Non-primary replicas in SQL Server
In SQL Server, you cannot connect Fivetran to a non-primary replica if you use Change Tracking (CT) as your incremental sync method. We can only sync with the primary replica in an availability group, because Microsoft does not allow CT to be enabled on any replica that is not designated as primary.
Repeated table truncations in SQL Server
If you use CT as your incremental sync method, repeated table truncations prompt table re-syncs because they continuously invalidate the table's CT system version. We recommend you avoid truncating or use a different syncing mechanism like Fivetran Teleport Sync if you expect truncating in your current source workflow.
Retention periods under 24 hours
A log retention period must be at least as large as your sync period, or else the logs will expire in between Fivetran connector syncs. We recommend setting your retention period to at least 48 hours to ensure there are sufficient logs for proper replication.
Data warehouses as sources
Fivetran supports the following data warehouses as sources:
You cannot connect Fivetran to other data warehouses like Teradata, Netezza, or Vertica as sources, because they have no change capture mechanism. Instead, connect us to whatever source databases are feeding these warehouses.
If you use a regular OLTP database like PostgreSQL or Oracle as a destination, you can connect it to Fivetran as a source. However, your Fivetran syncs may be unacceptably slow if you are populating this destination by periodically truncating and re-creating tables. Be sure to test this issue during your evaluation of Fivetran to make sure you get acceptable performance.
Must allow initial syncs to run without interruption
You cannot run initial syncs within a limited time window (for example, only allow Fivetran to sync from midnight to 8 a.m.). Time limits increase the likelihood that our connection will be interrupted and the sync will need to restart. There is no need to restrict our syncs to off-times; our initial sync queries are designed to be easy for your query planner to schedule around, so the impact on your production workload should be minimal.

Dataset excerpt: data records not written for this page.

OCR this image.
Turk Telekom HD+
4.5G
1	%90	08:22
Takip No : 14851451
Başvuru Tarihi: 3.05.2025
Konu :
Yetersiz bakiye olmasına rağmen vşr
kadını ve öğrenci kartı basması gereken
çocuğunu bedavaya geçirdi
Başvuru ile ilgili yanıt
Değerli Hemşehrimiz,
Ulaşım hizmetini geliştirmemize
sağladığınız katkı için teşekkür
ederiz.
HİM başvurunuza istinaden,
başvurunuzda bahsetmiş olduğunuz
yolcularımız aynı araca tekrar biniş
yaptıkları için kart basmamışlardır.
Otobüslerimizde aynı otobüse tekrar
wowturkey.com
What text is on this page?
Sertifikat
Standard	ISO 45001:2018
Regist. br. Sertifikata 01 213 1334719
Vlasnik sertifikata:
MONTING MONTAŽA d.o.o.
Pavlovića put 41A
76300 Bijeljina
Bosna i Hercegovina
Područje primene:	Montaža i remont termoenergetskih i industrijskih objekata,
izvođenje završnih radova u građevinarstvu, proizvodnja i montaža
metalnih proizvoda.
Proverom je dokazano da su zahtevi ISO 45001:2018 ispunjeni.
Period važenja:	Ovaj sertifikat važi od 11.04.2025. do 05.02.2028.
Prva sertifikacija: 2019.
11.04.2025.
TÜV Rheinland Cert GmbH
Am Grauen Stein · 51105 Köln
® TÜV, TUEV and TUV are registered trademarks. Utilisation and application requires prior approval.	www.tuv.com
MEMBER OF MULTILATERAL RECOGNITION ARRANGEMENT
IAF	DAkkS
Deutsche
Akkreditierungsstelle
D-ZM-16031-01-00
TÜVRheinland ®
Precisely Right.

Guaranteed initial sync completion dates
Fivetran cannot guarantee a completion date for your initial sync. While Fivetran works hard to make your initial sync as fast as possible, the duration of this process is different for every customer.
Skipping historical syncs
You cannot skip your historical sync.
Starting historical syncs from a specific date
You cannot start your historical sync from a specific date (for example, only sync data from August 2014 forward).
One-time production data migrations
Fivetran does not support one-time migrations of production data.